Амунтэгэ привел в свой тордох племянницу – сироту. Но это уже не обрадовало шаманку. Ужасные слухи о ней передавались от стойбища к стойбищу – и звон бубна из тордоха Амунтэгэ стал доноситься все реже и реже. Тачана испугалась. Шаманство ее оборачивалось людской ненавистью к ней. Примолкла она.
Сайрэ хорошо помнил те годы: тогда он очень боялся, что люди пересилят боязнь злых духов и разорвут шаманку. И он дал себе слово быть осторожным…
А дальше история с Тачаной была уже не шаманской историей. В отличие от тихой и простенькой девочки Чирэмэде, которую она успела полюбить сильно, по – матерински, Пайпэткэ оказалась красивенькой, да еще и проказливой. Бедная Пайпэткэ! Разве она была виновата, что родилась такой, что тетка боялась изливать злость на людей, а злости надо было вырываться наружу?.. Сайрэ видел, как по приказу жены Амунтэгэ долго и спокойно выстругивал и скручивал плетку, как дергалось от удовольствия морщинистое лицо Тачаны в ожидании счастья взять в руки плетку и как сверкала глазенками бедная девочка, предчувствуя жгучую боль…
…Разбивая култышкой оленьего рога лед, Сайрэ почувствовал, что руки его замерзают. И это оборвало его воспоминания. Да, он знает, зачем опять пришла Тачана.
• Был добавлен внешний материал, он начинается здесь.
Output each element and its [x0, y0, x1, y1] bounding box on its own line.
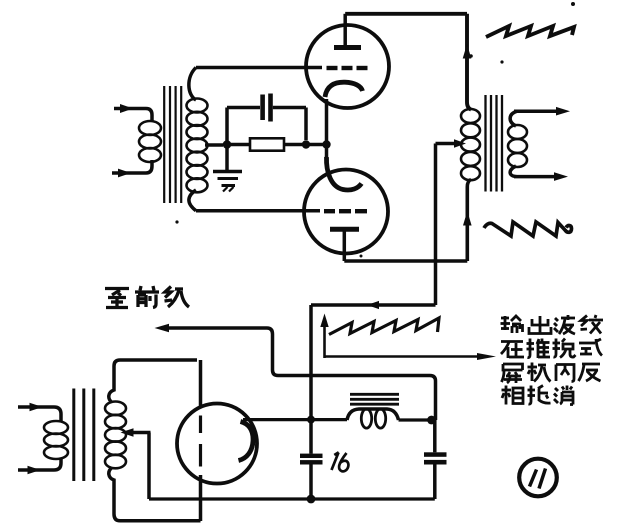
junction dot B+ node [307, 416, 315, 424]
tube V1 cathode [325, 82, 363, 97]
wire cathode node to V1 cathode [325, 99, 329, 145]
rectifier V3 plate line top [199, 360, 203, 408]
ripple waveform top right [486, 26, 574, 37]
input transformer T1 primary top lead [114, 104, 152, 121]
input transformer T1 secondary winding [187, 99, 208, 193]
wire choke output down to capacitor C3 [433, 420, 437, 452]
value label 16 [332, 452, 349, 471]
tube V2 envelope [304, 170, 388, 254]
ripple waveform bottom right [484, 222, 572, 236]
wire B+ riser from T2 center tap [311, 144, 436, 306]
label: output ripple cancels in push-pull plates (Chinese, 4 lines) [501, 315, 604, 405]
ground [213, 172, 242, 192]
wire bottom rail V2 plate to T2 [344, 180, 471, 262]
arrow up on T2 primary bottom lead [463, 211, 472, 226]
rectifier V3 plate line bottom [199, 475, 203, 521]
wire C3 to B- rail corner [433, 465, 437, 500]
wire T3 secondary top to V3 plate 1 [109, 360, 197, 403]
power transformer T3 core [74, 389, 94, 482]
wire T3 center tap riser to B- rail [147, 433, 151, 500]
label: to front stage (Chinese) [105, 286, 189, 308]
figure number 11 circled [519, 459, 557, 497]
annotation arrow up at ripple [320, 314, 328, 359]
tube V2 grid dashes [324, 209, 367, 213]
tube V1 envelope [306, 25, 389, 108]
capacitor C2 [300, 454, 323, 465]
wire T3 center tap with arrow [121, 428, 151, 437]
node B junction dot [302, 140, 310, 148]
node A junction dot [223, 140, 232, 149]
rectifier V3 filament [239, 422, 254, 461]
tube V1 grid dashes [327, 66, 368, 70]
wire C1 right to node B [273, 108, 306, 141]
wire V2 grid lead [196, 209, 320, 213]
arrow up on T2 primary top lead [463, 44, 472, 59]
rectifier V3 plate dashes [199, 416, 202, 467]
choke L1 winding [347, 409, 399, 428]
wire node A up to capacitor C1 [227, 108, 260, 142]
wire T1 secondary top lead [189, 68, 196, 101]
speckle dots [175, 2, 575, 258]
tube V2 cathode [326, 157, 361, 190]
wire to front stage with left arrow [155, 324, 436, 420]
annotation line to text with right arrow [325, 353, 497, 360]
tube V1 plate [334, 14, 361, 48]
power transformer T3 secondary winding [105, 402, 126, 469]
wire node A to resistor R1 [229, 143, 250, 147]
wire choke to junction [399, 418, 432, 421]
wire cathode node to V2 cathode [325, 145, 329, 159]
wire B+ riser x311 down to filter [309, 305, 313, 454]
junction dot on B- rail [307, 495, 316, 504]
output transformer T2 primary winding [461, 109, 480, 180]
input transformer T1 primary winding [139, 121, 161, 162]
power transformer T3 primary winding [44, 421, 68, 459]
output transformer T2 secondary winding [508, 125, 527, 167]
rectifier V3 envelope [177, 404, 257, 484]
choke L1 core [350, 394, 399, 404]
junction dot choke output [427, 416, 436, 425]
resistor R1 [250, 138, 284, 150]
input transformer T1 primary bottom lead [112, 160, 152, 177]
wire T2 secondary top output lead with arrow [510, 107, 570, 126]
B- rail [149, 497, 435, 500]
wire T2 center tap lead [436, 139, 467, 148]
wire V3 filament B+ output to choke [243, 418, 347, 421]
wire C2 to B- rail [309, 465, 313, 500]
cathode node junction dot [322, 140, 330, 148]
tube V2 plate [330, 229, 359, 261]
wire R1 to cathode node [284, 143, 330, 147]
ripple waveform at B+ node [329, 318, 439, 335]
wire top rail V1 plate to T2 [345, 14, 471, 110]
output transformer T2 core [486, 95, 503, 192]
wire node A to ground [225, 148, 229, 170]
wire T2 secondary bottom output lead with arrow [510, 166, 568, 181]
arrow left on B+ feed [367, 301, 379, 309]
wire T1 center tap to node A [205, 143, 223, 147]
input transformer T1 core [164, 86, 181, 203]
capacitor C1 [260, 94, 273, 122]
wire T3 secondary bottom to V3 plate 2 [109, 468, 201, 521]
power transformer T3 primary bottom lead with arrow [18, 458, 61, 474]
wire V1 grid lead [196, 66, 322, 70]
power transformer T3 primary top lead with arrow [18, 403, 61, 421]
wire T1 secondary bottom lead [189, 190, 196, 211]
capacitor C3 [424, 452, 447, 464]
Знает, хорошо знает! Она хочет заступить Пайпэткэ дорогу, она не выдержит, если ей улыбнется счастье. Она тогда изойдет бешенством и не сможет ни есть, ни спать. Но она заступит дорогу не только ей, но и ему…
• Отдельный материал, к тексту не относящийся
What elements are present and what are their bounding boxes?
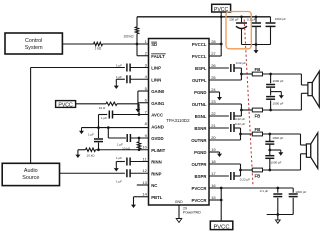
svg-text:1000 pF: 1000 pF <box>273 79 284 83</box>
svg-text:LINP: LINP <box>151 66 161 71</box>
svg-text:0.22 μF: 0.22 μF <box>235 117 245 121</box>
svg-text:18: 18 <box>211 159 216 164</box>
svg-text:27: 27 <box>211 51 216 56</box>
svg-text:RINN: RINN <box>151 160 162 165</box>
svg-text:PVCC: PVCC <box>58 102 73 108</box>
svg-text:SD: SD <box>151 42 157 47</box>
svg-text:28: 28 <box>211 39 216 44</box>
svg-text:21: 21 <box>211 123 216 128</box>
svg-text:BSPL: BSPL <box>195 66 207 71</box>
svg-text:12: 12 <box>142 168 147 173</box>
svg-text:1000 pF: 1000 pF <box>273 102 284 106</box>
svg-text:1 μF: 1 μF <box>116 156 122 160</box>
svg-text:Source: Source <box>22 175 39 181</box>
svg-text:FAULT: FAULT <box>151 54 165 59</box>
svg-text:PVCCR: PVCCR <box>191 186 207 191</box>
svg-text:GND: GND <box>175 200 183 204</box>
svg-text:1 μF: 1 μF <box>116 179 122 183</box>
svg-text:15: 15 <box>211 195 216 200</box>
svg-text:PBTL: PBTL <box>151 195 163 200</box>
svg-text:1000 pF: 1000 pF <box>295 190 306 194</box>
svg-text:1 μF: 1 μF <box>116 75 122 79</box>
svg-text:NC: NC <box>151 183 157 188</box>
svg-text:1000 pF: 1000 pF <box>275 17 286 21</box>
svg-text:PVCCL: PVCCL <box>192 42 207 47</box>
svg-text:26: 26 <box>211 63 216 68</box>
svg-text:PVCC: PVCC <box>213 224 229 230</box>
svg-text:10 Ω: 10 Ω <box>99 106 106 110</box>
svg-text:1 μF: 1 μF <box>101 116 107 120</box>
svg-text:OUTPL: OUTPL <box>192 78 207 83</box>
svg-text:FB: FB <box>254 127 260 132</box>
svg-text:17: 17 <box>211 171 216 176</box>
svg-text:0.22 μF: 0.22 μF <box>236 61 246 65</box>
svg-text:Audio: Audio <box>24 168 38 174</box>
svg-text:1000 pF: 1000 pF <box>271 160 282 164</box>
svg-text:FB: FB <box>254 173 260 178</box>
svg-text:10 kΩ: 10 kΩ <box>87 153 96 157</box>
svg-text:1 μF: 1 μF <box>116 64 122 68</box>
svg-text:16: 16 <box>211 183 216 188</box>
svg-text:22: 22 <box>211 111 216 116</box>
svg-text:FB: FB <box>254 67 260 72</box>
svg-text:GVDD: GVDD <box>151 136 163 141</box>
svg-text:TPA3110D2: TPA3110D2 <box>166 118 190 123</box>
svg-text:PowerPAD: PowerPAD <box>183 211 201 215</box>
svg-text:1 μF: 1 μF <box>88 133 94 137</box>
svg-text:1000 pF: 1000 pF <box>272 136 283 140</box>
svg-text:BSPR: BSPR <box>195 174 208 179</box>
svg-text:Control: Control <box>25 38 42 44</box>
svg-text:10: 10 <box>142 145 147 150</box>
svg-text:OUTNR: OUTNR <box>191 138 207 143</box>
svg-text:BSNL: BSNL <box>195 114 207 119</box>
svg-text:1 kΩ: 1 kΩ <box>95 47 102 51</box>
svg-text:PVCCL: PVCCL <box>192 54 207 59</box>
svg-text:24: 24 <box>211 87 216 92</box>
svg-text:AVCC: AVCC <box>151 113 163 118</box>
svg-text:0.22 μF: 0.22 μF <box>235 122 245 126</box>
svg-text:System: System <box>25 45 43 51</box>
svg-text:PVCCR: PVCCR <box>191 198 207 203</box>
svg-text:14: 14 <box>142 192 147 197</box>
svg-text:PGND: PGND <box>194 150 206 155</box>
svg-text:FB: FB <box>254 113 260 118</box>
svg-text:0.1 μF: 0.1 μF <box>260 189 269 193</box>
svg-text:25: 25 <box>211 75 216 80</box>
svg-text:OUTPR: OUTPR <box>191 162 207 167</box>
svg-text:100 kΩ: 100 kΩ <box>123 34 134 38</box>
svg-text:PLIMIT: PLIMIT <box>151 148 165 153</box>
svg-text:GAIN1: GAIN1 <box>151 101 165 106</box>
svg-text:BSNR: BSNR <box>194 126 207 131</box>
svg-text:GAIN0: GAIN0 <box>151 89 165 94</box>
svg-text:13: 13 <box>142 180 147 185</box>
svg-text:20: 20 <box>211 135 216 140</box>
svg-text:100 μF: 100 μF <box>229 18 239 22</box>
svg-text:AGND: AGND <box>151 124 164 129</box>
svg-text:23: 23 <box>211 99 216 104</box>
svg-text:PGND: PGND <box>194 90 206 95</box>
svg-text:OUTNL: OUTNL <box>192 102 207 107</box>
svg-text:LINN: LINN <box>151 77 161 82</box>
svg-text:19: 19 <box>211 147 216 152</box>
svg-text:0.22 μF: 0.22 μF <box>240 177 250 181</box>
svg-text:RINP: RINP <box>151 171 161 176</box>
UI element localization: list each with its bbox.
Когда Сайрэ вернулся в тордох, гости уже сидели на шкурах – подстилках и, настороженно наблюдая за Пайпэткэ, курили трубки.
– Хорошие сны, гости, видели? – назло Тачане добродушно осведомился Сайрэ. – Я крепко спал…
Токио и Мельгайвач закивали головами:
– Все хорошо – выспались…
– А у меня радость, – сообщил Сайрэ, – у дочки моей много дней голова болела, а нынче ей стало лучше. И от этого в тордохе стало светлей…
– Это какая ж она тебе дочь? – перекосила свое длинное лицо Тачана, рассевшаяся на самом видном месте, у очага. – Жена тебе она, а не дочь.
У Сайрэ лицо в момент сделалось таким же холодным, как окоченевшие руки. Все мысли выскочили из его головы. Только на языке само собой завертелось слово, которое не выражало и малой части нахлынувшего потом бешенства: «Живодерка. Не человек – живодерка…» Повесив котел на крюк – сускарал и опомнившись, Сайрэ, однако, нашел в себе силы не выдавать бешенства.